Anandi Martin a contribué à la première victoire contre cette multirésistance. En 2011, son test de diagnostic rapide pour le dépistage de la tuberculose est reconnu par l’OMS et dans le monde entier. Plus récemment, Anandi Martin a fait partie de l’équipe qui a mené les essais cliniques chez les patients atteints de tuberculose multirésistante et traités par la bedaquiline. Elle continue actuellement ses recherches sur ce médicament. Depuis un an, ce traitement est approuvé par l’OMS. En juin 2017, 89 pays avait introduit cette nouvelle molécule pour tenter d’améliorer l’efficacité des traitements de la tuberculose multirésistante. Il faudra encore attendre quelques années pour constater l’impact réel de cette molécule sur l’évolution de l’épidémie.

Lauranne Garitte
 

Coup d’œil sur la bio du Dr Anandi Martin

Dr Anandi Martin est microbiologiste spécialisée dans la recherche sur la tuberculose (TB) avec plus de 20 ans d’expérience dans ce domaine.  Elle a obtenu son diplôme de Biologiste (Sciences Zoologiques) à l'Université de Liège en 1992. Elle a travaillé 2 ans en Bolivie au sein du Programme National de Tuberculose (TB) en tant que coordinateur scientifique du projet. Elle a également travaillé 9 mois en Sibérie avec Médecins Sans Frontières (MSF) dans le programme de la TB dans les prisons. Après son expérience de terrain, elle a rejoint l'Institut de Médecine Tropicale (ITM) à Anvers où elle a travaillé plus de 12 ans dans la recherche sur la TB et a fait sa thèse de doctorat se concentrant sur le développement d'une nouvelle méthode pour détecter la résistance aux médicaments. 

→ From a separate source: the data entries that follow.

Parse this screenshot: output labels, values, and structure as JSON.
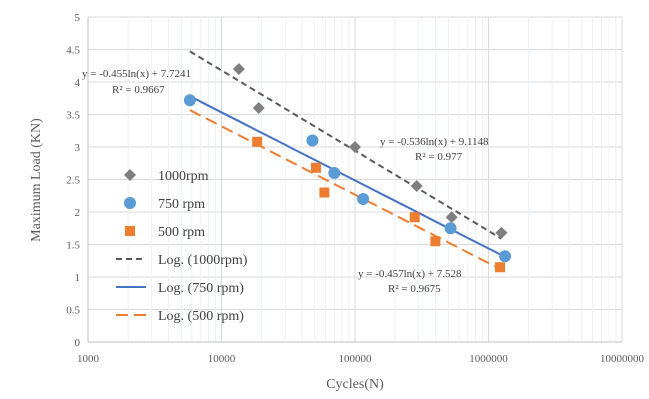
{
  "chart_data": {
    "type": "scatter",
    "xlabel": "Cycles(N)",
    "ylabel": "Maximum Load (KN)",
    "xscale": "log",
    "xlim": [
      1000,
      10000000
    ],
    "ylim": [
      0,
      5
    ],
    "x_ticks": [
      "1000",
      "10000",
      "100000",
      "1000000",
      "10000000"
    ],
    "y_ticks": [
      "0",
      "0.5",
      "1",
      "1.5",
      "2",
      "2.5",
      "3",
      "3.5",
      "4",
      "4.5",
      "5"
    ],
    "grid": true,
    "legend_position": "left",
    "series": [
      {
        "name": "1000rpm",
        "marker": "diamond",
        "color": "#7f7f7f",
        "points": [
          {
            "x": 13500,
            "y": 4.2
          },
          {
            "x": 19000,
            "y": 3.6
          },
          {
            "x": 100000,
            "y": 3.0
          },
          {
            "x": 290000,
            "y": 2.4
          },
          {
            "x": 530000,
            "y": 1.92
          },
          {
            "x": 1250000,
            "y": 1.68
          }
        ]
      },
      {
        "name": "750 rpm",
        "marker": "circle",
        "color": "#5b9bd5",
        "points": [
          {
            "x": 5800,
            "y": 3.72
          },
          {
            "x": 48000,
            "y": 3.1
          },
          {
            "x": 70000,
            "y": 2.6
          },
          {
            "x": 115000,
            "y": 2.2
          },
          {
            "x": 520000,
            "y": 1.75
          },
          {
            "x": 1330000,
            "y": 1.32
          }
        ]
      },
      {
        "name": "500 rpm",
        "marker": "square",
        "color": "#ed7d31",
        "points": [
          {
            "x": 18500,
            "y": 3.08
          },
          {
            "x": 51000,
            "y": 2.68
          },
          {
            "x": 59000,
            "y": 2.3
          },
          {
            "x": 280000,
            "y": 1.92
          },
          {
            "x": 400000,
            "y": 1.55
          },
          {
            "x": 1220000,
            "y": 1.15
          }
        ]
      }
    ],
    "trendlines": [
      {
        "name": "Log. (1000rpm)",
        "color": "#595959",
        "dash": "dashed",
        "a": -0.536,
        "b": 9.1148,
        "x_range": [
          5800,
          1250000
        ],
        "equation": "y = -0.536ln(x)  + 9.1148",
        "r2": "R² = 0.977"
      },
      {
        "name": "Log. (750 rpm)",
        "color": "#4472c4",
        "dash": "solid",
        "a": -0.455,
        "b": 7.7241,
        "x_range": [
          5800,
          1330000
        ],
        "equation": "y = -0.455ln(x)  + 7.7241",
        "r2": "R² = 0.9667"
      },
      {
        "name": "Log. (500 rpm)",
        "color": "#ed7d31",
        "dash": "long-dash",
        "a": -0.457,
        "b": 7.528,
        "x_range": [
          5800,
          1220000
        ],
        "equation": "y = -0.457ln(x)  + 7.528",
        "r2": "R² = 0.9675"
      }
    ],
    "legend": [
      {
        "label": "1000rpm",
        "kind": "marker",
        "marker": "diamond",
        "color": "#7f7f7f"
      },
      {
        "label": "750 rpm",
        "kind": "marker",
        "marker": "circle",
        "color": "#5b9bd5"
      },
      {
        "label": "500 rpm",
        "kind": "marker",
        "marker": "square",
        "color": "#ed7d31"
      },
      {
        "label": "Log. (1000rpm)",
        "kind": "line",
        "dash": "dashed",
        "color": "#595959"
      },
      {
        "label": "Log. (750 rpm)",
        "kind": "line",
        "dash": "solid",
        "color": "#4472c4"
      },
      {
        "label": "Log. (500 rpm)",
        "kind": "line",
        "dash": "long-dash",
        "color": "#ed7d31"
      }
    ]
  }
}
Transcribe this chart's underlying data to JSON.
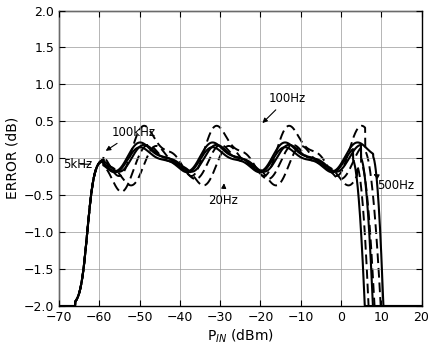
{
  "title": "",
  "xlabel": "P$_{IN}$ (dBm)",
  "ylabel": "ERROR (dB)",
  "xlim": [
    -70,
    20
  ],
  "ylim": [
    -2.0,
    2.0
  ],
  "xticks": [
    -70,
    -60,
    -50,
    -40,
    -30,
    -20,
    -10,
    0,
    10,
    20
  ],
  "yticks": [
    -2.0,
    -1.5,
    -1.0,
    -0.5,
    0.0,
    0.5,
    1.0,
    1.5,
    2.0
  ],
  "grid_color": "#999999",
  "bg_color": "#ffffff"
}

Durant cette époque elle a continué à faire des missions de terrain en Afrique, en Asie et Amérique du Sud. Elle a été impliquée dans plusieurs projets de recherche financés par la Commission Européenne (FP5-FP7) pendant plus de 10 ans. Elle a fait également partie de l'équipe qui a mené les essais cliniques chez les patients atteints de TB multi-résistantes, traités par la nouvelle molécule : la bedaquiline. 

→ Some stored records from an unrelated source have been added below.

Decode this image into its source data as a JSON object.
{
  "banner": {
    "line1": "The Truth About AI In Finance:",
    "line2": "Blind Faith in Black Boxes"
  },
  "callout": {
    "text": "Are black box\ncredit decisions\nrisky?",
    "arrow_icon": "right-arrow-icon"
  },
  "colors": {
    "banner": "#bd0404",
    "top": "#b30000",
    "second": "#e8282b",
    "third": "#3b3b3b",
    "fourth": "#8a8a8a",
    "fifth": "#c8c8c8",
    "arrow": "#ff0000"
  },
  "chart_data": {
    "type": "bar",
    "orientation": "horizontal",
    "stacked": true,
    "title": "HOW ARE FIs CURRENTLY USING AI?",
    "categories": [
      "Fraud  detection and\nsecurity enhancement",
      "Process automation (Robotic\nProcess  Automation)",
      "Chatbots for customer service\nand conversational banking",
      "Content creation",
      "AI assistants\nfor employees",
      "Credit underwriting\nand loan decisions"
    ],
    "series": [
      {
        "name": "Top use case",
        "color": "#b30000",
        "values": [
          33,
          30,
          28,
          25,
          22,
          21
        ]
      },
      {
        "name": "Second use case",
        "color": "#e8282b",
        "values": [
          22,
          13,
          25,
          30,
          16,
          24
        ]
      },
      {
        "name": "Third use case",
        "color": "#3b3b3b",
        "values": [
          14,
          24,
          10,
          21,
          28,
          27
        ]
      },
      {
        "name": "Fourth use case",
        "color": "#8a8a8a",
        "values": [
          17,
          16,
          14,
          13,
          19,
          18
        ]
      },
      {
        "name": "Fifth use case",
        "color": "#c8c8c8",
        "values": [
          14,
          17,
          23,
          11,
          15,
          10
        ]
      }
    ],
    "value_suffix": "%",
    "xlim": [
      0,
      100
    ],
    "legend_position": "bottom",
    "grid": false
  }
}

Elle a ensuite fait un post-doc et travaillé en tant que chercheur senior pendant 4 ans à l'Université de Gand. Elle a été chargée de cours pour le programme de l'American Society of Microbiology (ASM) lab-Cap, elle a participé à un comité d'experts de l'OMS sur la TB et elle est membre du partenariat STOP-TB de l'OMS. 

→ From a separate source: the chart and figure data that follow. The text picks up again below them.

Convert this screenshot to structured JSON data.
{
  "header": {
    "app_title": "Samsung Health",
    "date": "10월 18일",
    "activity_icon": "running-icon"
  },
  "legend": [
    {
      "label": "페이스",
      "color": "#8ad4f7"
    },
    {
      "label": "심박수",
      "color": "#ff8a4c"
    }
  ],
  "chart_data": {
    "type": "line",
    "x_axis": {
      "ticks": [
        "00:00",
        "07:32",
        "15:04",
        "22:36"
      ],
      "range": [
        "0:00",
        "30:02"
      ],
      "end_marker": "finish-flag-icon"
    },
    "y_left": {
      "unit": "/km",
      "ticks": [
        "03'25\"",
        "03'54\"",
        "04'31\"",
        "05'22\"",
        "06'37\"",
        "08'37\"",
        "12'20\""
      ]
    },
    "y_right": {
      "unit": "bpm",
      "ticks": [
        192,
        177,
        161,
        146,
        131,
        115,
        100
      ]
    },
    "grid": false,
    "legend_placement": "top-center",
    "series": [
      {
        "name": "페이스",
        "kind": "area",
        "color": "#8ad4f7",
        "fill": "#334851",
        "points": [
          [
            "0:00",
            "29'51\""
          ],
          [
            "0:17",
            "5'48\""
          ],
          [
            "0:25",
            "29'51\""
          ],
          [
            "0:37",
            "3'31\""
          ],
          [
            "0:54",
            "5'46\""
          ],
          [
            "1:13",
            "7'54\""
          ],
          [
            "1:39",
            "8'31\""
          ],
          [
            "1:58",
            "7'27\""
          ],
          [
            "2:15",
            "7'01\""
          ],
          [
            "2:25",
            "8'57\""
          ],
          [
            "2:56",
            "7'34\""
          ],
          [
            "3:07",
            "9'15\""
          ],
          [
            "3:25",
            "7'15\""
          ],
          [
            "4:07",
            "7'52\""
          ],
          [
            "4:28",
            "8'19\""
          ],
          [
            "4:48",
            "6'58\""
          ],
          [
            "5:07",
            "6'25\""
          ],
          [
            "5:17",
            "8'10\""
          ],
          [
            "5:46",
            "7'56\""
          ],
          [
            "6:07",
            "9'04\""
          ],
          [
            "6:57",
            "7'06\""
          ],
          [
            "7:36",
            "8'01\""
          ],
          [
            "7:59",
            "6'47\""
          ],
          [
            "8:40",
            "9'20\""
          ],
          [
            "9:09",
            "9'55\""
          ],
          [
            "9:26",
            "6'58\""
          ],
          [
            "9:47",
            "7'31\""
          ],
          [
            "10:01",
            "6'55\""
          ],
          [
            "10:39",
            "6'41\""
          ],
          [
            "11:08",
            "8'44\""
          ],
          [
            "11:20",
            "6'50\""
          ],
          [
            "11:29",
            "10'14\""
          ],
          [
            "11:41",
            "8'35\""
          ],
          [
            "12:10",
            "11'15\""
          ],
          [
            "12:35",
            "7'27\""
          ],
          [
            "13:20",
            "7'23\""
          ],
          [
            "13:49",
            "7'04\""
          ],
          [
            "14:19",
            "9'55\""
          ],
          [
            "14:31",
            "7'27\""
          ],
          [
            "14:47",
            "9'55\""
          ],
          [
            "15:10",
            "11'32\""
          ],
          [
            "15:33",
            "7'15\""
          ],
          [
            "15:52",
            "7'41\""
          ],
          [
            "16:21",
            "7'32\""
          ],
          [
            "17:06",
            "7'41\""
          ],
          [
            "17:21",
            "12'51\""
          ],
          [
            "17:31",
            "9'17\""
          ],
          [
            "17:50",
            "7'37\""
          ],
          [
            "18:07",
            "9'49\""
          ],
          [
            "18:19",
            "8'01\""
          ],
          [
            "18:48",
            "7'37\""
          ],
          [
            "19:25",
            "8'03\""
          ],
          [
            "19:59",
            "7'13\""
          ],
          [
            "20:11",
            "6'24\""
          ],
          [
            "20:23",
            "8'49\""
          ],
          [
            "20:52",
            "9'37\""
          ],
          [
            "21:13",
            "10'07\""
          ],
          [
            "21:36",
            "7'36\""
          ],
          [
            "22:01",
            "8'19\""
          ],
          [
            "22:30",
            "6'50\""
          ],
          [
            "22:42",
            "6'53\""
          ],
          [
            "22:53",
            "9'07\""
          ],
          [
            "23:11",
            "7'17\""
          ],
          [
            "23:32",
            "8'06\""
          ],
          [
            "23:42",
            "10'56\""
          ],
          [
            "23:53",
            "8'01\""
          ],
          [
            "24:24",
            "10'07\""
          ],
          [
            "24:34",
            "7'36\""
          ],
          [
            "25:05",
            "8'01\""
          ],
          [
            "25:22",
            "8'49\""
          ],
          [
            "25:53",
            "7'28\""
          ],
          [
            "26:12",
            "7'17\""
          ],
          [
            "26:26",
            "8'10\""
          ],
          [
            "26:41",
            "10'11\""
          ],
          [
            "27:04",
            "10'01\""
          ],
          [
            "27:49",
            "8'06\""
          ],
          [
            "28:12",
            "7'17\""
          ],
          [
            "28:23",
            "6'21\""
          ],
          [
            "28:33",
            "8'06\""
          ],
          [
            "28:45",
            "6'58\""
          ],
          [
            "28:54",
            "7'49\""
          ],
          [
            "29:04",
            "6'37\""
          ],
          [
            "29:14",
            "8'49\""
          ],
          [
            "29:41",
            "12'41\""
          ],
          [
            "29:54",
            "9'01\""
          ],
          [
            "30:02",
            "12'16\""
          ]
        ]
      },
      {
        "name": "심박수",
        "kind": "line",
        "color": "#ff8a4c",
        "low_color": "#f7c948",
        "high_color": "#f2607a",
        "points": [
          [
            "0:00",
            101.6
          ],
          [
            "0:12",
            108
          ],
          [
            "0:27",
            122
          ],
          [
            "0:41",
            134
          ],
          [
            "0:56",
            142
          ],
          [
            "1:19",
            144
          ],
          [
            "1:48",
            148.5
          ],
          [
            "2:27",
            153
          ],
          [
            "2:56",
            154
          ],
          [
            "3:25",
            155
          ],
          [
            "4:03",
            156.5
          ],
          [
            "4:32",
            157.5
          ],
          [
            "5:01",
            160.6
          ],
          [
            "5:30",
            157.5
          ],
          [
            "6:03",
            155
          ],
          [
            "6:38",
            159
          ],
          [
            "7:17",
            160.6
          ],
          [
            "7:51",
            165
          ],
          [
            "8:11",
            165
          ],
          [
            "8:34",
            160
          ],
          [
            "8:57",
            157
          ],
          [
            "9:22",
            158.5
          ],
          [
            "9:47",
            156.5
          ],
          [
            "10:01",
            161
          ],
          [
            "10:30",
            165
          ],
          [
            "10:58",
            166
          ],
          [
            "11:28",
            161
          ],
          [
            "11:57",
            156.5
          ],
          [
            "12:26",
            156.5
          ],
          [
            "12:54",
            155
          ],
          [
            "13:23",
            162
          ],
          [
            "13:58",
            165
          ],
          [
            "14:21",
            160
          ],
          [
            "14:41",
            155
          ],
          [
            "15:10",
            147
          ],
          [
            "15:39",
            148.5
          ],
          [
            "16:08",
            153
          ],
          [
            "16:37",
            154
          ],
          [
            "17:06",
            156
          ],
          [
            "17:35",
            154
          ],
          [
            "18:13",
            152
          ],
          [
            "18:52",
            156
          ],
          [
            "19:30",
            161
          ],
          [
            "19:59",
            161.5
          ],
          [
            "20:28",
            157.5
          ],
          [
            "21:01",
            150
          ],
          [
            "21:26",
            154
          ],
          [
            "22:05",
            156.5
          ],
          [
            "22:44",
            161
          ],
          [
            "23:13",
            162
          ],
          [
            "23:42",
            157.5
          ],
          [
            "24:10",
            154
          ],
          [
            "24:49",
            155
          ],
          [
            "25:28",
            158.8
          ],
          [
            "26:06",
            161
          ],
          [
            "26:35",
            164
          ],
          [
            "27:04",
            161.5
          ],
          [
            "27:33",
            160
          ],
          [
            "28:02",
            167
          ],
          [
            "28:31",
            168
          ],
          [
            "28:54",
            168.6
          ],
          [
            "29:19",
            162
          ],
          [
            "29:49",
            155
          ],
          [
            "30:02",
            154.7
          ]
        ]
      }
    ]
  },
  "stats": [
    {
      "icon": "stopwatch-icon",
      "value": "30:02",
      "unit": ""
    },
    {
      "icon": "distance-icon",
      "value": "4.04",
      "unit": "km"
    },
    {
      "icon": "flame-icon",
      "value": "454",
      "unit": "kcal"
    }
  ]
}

Fin 2016 elle a rejoint l’UCLouvain, en particulier le laboratoire de microbiologie médicale (Pôle MBLG) de l’institut de Recherche Expérimentale et Clinique (IREC) où elle continue ses activités de recherche sur la TB. Son intérêt pour la recherche porte sur différents aspects du diagnostic de la TB et des mycobactéries, de la pharmaco-résistance, de la recherche opérationnelle et fondamentale. Sa contribution dans le domaine de la TB a été récemment reconnue par l'Organisation mondiale de la santé (OMS) en 2011 avec la recommandation de son nouveau test de diagnostic « low-cost » pour le dépistage de la TB et de la résistance dans les pays à faibles revenus.